Kekuatan generasi Z tidak boleh dianggap remeh. Kekuatan mereka mampu meluluhlantakkan perusahaan global yang Sudah menguasai bisnis puluhan tahun.
Lihatlah Raja Ponsel “Nokia” ataupun Blue bird (di Indonesia). Mampu ditumbangkan generasi Z.
Dikisah yang lain, lihatlah Seorang Pemuda India, Ritesh Argawal pemuda dari Negeri Bollywood, merintis OYO Hotel dari Nol mampu menjadi milyader termuda didunia. Hingga diusia 22 tahun, Ritesh memiliki 500 jaringan hotel. Sampai pada usianya 26 tahun, Ritesh sukses memiliki 43.000 jaringan hotel di seluruh dunia.
Hingga menjadikan OYO Hotel sebagai jaringan hotel diurutan kedua terbesar di dunia. Dari usahanya ini, Ritest mampu mengumpulkan uang sebesar 1 Milyar Dolar atau setara 14 Trilyun Rupiah (kurs Rp.14.000) pada usia 24 tahun dan saat ini sudah mempekerjakan 350.000 orang.
Begitu juga Nabiel Makarim (Go-jek) yang sekarang menjadi Menteri Pendidikan, Kebudayaan, Riset, dan Teknologi. Dengan hanya aplikasi Go-jek mampu meluluh-lantakkan Blue bird yang telah “membirukan” Jakarta Puluhan tahun.

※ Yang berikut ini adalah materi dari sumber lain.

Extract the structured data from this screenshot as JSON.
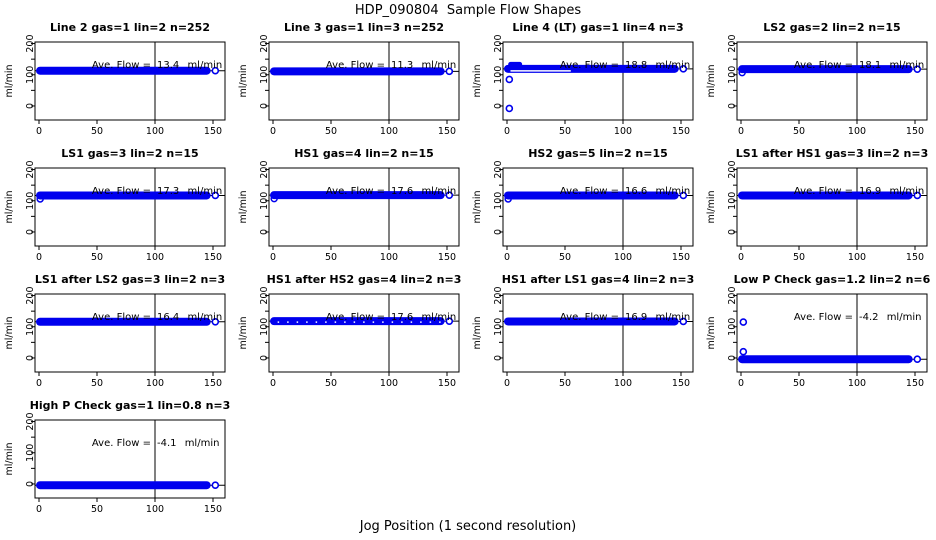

Sayapun melihat Kaesang memimpin PSI seperti mengurusi organisasi start up. Dan dia memimpin dengan gaya khas Anak muda. Guyonan yang ajek. Persis kayak Mengelola Podcasting yang dihadiri para stand up komedi.
Tentu saja Anak muda Indonesia sekarang bosan mendengarkan pidato berapi-api. Bosan mendengarkan ceramah tentang masa lalu yang membanggakan diri sendiri.
Di tangan anak muda, mereka lebih suka bekerja solutif daripada hanya membicarakan problema. Mereka fokus didalam upaya bekerja kongkrit dan tidak mau berlama-lama di wacana.
Dan tentu saja sejarah mengajarkan. Sekali saja meremehkan anak-anak muda Indonesia, maka kemudian terlindas oleh putaran sejarah.
1908, 1928, 1945, 1966 dan 1998 adalah bagian dari sejarah yang dikuasai oleh anak-anak muda Indonesia. Dan roda sedang berputar.
Mereka yang asyik dengan dunia mereka sendiri maka nasib mereka seperti Nokia. Meminjam kata-kata Stepen Elop, CEO Nokia terakhir ““Kami tidak melakukan kesalahan apap-apa. Tapi bagaimana kami bisa kalah”.
Mereka memang tidak membuat kesalahan. Tapi mereka keliru dan asyik dan terlalu nyaman menyandang Raja Ponsel.
Pelajaran penting dari peristiwa apapun “Jika anda tidak berubah sering perkembangan waktu, anda akan keluar dari kompetisi”.